United Nations Educational, Scientific and Cultural Organization (UNESCO), on Wednesday, included Maldives' Addu Atoll and Fuvahmulah in their list of biosphere reserves.
Prior to this, the only UNESCO biosphere reserve in Maldives was Baa Atoll, rich in biodiversity and one of the spots in the world where Manta Rays gather in large numbers, designated as such in 2011.
Biosphere reserves described as "learning places for sustainable development", promote solutions reconciling the conversation of biodiversity with its sustainable use.
President Ibrahim Mohamed Solih nominated Addu and Fuvahmulah as UNESCO biosphere reserves in September 2019, to ensure environmental protection, including the preservation of natural marine life, as well as guaranteeing that the areas are utilised in a sustainable manner.

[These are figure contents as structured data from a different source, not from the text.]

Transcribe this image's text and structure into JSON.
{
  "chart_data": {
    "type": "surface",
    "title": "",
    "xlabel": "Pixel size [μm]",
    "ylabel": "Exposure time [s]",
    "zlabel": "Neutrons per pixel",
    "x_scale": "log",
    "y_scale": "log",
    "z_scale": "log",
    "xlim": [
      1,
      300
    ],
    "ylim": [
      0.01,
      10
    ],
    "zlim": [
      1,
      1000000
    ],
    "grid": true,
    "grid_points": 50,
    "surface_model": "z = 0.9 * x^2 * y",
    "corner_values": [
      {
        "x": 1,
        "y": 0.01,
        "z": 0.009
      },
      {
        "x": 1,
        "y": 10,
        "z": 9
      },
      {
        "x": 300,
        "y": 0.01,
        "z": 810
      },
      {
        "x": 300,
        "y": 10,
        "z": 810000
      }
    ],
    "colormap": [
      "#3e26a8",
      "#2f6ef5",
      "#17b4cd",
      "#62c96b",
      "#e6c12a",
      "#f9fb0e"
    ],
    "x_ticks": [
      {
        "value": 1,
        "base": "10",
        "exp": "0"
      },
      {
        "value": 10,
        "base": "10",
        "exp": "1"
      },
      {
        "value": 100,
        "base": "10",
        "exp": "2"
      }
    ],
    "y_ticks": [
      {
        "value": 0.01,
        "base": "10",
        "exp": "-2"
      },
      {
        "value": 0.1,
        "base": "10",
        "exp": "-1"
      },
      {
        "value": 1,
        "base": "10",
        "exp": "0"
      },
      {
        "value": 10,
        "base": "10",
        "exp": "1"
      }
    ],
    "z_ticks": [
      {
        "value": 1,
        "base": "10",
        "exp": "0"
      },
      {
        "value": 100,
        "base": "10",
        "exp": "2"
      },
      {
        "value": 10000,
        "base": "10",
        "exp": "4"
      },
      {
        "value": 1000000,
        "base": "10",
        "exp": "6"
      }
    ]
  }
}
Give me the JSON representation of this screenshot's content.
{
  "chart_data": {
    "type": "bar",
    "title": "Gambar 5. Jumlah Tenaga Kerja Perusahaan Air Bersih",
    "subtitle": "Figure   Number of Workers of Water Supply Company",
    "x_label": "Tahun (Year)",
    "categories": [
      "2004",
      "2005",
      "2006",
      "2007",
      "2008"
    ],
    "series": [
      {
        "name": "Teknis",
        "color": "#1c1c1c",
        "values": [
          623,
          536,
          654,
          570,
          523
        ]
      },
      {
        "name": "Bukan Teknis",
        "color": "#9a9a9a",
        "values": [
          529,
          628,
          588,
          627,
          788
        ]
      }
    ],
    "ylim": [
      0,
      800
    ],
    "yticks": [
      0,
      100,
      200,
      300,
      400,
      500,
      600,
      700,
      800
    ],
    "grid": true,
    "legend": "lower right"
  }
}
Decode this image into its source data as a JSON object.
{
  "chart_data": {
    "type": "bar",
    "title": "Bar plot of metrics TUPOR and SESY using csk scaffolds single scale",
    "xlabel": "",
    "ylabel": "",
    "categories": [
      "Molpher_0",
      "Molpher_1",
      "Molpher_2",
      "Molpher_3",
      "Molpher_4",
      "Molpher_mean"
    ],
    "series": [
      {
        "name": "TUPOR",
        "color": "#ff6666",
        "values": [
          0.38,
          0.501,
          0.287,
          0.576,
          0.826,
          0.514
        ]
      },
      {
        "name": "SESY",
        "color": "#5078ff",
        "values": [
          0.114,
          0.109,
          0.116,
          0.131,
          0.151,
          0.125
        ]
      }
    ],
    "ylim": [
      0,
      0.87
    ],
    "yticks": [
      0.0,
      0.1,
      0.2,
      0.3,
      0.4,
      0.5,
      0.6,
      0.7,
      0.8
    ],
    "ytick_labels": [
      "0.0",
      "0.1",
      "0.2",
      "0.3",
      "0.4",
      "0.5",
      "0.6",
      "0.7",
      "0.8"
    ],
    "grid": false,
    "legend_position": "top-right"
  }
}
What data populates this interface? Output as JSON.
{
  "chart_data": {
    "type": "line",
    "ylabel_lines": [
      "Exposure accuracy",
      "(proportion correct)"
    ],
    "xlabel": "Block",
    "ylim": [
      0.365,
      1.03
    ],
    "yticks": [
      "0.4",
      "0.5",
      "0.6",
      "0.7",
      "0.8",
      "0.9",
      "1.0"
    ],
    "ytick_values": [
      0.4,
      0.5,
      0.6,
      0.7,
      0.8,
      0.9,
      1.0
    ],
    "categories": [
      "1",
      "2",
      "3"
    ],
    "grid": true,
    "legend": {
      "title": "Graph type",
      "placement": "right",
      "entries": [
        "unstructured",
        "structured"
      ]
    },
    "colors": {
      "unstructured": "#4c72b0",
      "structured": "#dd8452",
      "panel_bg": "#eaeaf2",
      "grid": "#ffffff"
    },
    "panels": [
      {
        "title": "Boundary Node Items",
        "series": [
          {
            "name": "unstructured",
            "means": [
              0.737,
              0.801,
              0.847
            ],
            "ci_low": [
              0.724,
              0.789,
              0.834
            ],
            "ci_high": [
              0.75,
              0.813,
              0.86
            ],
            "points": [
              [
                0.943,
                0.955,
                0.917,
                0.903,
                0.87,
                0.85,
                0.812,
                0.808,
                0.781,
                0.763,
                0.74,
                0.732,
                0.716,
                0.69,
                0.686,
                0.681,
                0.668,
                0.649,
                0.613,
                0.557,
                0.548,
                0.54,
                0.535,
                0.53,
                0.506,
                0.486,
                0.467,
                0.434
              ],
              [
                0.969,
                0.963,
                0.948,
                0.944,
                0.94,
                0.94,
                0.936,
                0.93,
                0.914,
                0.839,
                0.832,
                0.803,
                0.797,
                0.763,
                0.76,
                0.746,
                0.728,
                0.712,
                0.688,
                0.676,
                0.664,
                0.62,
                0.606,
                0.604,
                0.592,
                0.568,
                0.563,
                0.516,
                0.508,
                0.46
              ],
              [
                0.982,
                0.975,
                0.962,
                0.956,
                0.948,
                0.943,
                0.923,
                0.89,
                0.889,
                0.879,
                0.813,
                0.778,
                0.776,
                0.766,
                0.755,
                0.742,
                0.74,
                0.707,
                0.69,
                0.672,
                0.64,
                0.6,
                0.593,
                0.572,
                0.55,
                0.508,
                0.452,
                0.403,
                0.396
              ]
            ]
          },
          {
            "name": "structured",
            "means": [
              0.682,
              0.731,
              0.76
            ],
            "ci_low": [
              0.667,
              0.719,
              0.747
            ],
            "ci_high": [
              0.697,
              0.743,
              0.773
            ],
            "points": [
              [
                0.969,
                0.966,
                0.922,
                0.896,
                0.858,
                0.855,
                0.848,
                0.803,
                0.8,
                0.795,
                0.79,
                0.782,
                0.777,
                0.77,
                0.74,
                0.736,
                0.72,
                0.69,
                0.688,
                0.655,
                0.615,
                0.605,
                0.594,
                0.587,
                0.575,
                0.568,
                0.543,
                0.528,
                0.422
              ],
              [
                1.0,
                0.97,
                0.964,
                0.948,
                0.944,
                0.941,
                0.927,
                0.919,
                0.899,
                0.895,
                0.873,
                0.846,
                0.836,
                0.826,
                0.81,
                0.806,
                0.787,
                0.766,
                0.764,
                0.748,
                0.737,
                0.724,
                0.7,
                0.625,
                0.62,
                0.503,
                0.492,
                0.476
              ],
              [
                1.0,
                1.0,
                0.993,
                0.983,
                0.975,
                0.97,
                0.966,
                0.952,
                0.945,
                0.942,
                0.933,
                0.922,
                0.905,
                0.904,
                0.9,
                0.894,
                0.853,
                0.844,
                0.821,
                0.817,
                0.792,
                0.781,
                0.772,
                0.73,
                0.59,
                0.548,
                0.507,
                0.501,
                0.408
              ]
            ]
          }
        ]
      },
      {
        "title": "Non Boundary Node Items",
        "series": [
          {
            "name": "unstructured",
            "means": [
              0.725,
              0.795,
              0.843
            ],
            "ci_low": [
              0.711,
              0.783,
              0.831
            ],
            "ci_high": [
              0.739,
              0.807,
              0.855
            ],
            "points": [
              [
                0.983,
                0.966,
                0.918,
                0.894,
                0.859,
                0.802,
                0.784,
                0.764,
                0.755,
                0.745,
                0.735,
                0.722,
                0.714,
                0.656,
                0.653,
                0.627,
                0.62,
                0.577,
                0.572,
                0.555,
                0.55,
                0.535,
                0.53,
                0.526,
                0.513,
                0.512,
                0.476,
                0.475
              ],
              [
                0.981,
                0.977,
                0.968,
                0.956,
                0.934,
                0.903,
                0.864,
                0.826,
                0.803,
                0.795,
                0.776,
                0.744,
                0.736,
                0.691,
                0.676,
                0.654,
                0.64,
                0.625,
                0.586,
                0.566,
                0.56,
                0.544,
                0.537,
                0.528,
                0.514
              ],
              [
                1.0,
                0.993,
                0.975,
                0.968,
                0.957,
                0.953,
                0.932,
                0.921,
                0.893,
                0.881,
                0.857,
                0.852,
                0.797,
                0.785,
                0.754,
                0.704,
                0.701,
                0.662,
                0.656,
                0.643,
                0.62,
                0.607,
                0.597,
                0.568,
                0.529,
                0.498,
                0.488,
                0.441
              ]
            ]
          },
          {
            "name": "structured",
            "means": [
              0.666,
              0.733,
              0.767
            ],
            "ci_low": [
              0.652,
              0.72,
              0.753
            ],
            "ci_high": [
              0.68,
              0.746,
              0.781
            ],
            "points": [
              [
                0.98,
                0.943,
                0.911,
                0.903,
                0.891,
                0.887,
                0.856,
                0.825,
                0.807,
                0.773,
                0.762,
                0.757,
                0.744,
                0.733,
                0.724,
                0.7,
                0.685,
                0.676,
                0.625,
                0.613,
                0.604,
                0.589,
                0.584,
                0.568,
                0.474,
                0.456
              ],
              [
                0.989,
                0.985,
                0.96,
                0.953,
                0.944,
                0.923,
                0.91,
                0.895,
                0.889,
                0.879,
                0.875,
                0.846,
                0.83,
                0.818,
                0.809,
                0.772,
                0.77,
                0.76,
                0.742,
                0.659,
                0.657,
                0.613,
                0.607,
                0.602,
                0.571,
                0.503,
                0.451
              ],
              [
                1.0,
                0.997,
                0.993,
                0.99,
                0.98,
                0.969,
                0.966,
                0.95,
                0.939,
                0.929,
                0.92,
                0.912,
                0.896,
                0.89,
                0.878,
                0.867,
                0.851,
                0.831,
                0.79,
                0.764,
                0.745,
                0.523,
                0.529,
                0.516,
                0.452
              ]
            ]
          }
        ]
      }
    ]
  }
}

In order to designate both these geographical atolls as biosphere reserves, the state granted protected status to four eco-rich sites in Addu, including 'Kudakandu' area in Addu's lagoon, 'Maakilhi' and 'Fehele kilhi' in Hithadhoo, 'Maafishi Kilhi' (Keyvakaa Gon’do) in Hulhudhoo and 'Mathi kilhi' at the intersection of Hulhudhoo and Meedhoo.
President Ibrahim Mohamed Solih's administration earlier declared 11 areas from Haa Alif, Haa Dhaalu, Shaviyani and Noonu Atoll in addition to ‘Farikede Faru,’ a marine site in Fuvahmulah City, as protected sites under Section 4 of the Environmental Protection and Preservation Act of Maldives (Act No: 4/93), in accordance with the administration’s strategic action plan.
Designating at least one island, one reef and one mangrove, in each atoll, as a protected area is one of President Solih’s pledges.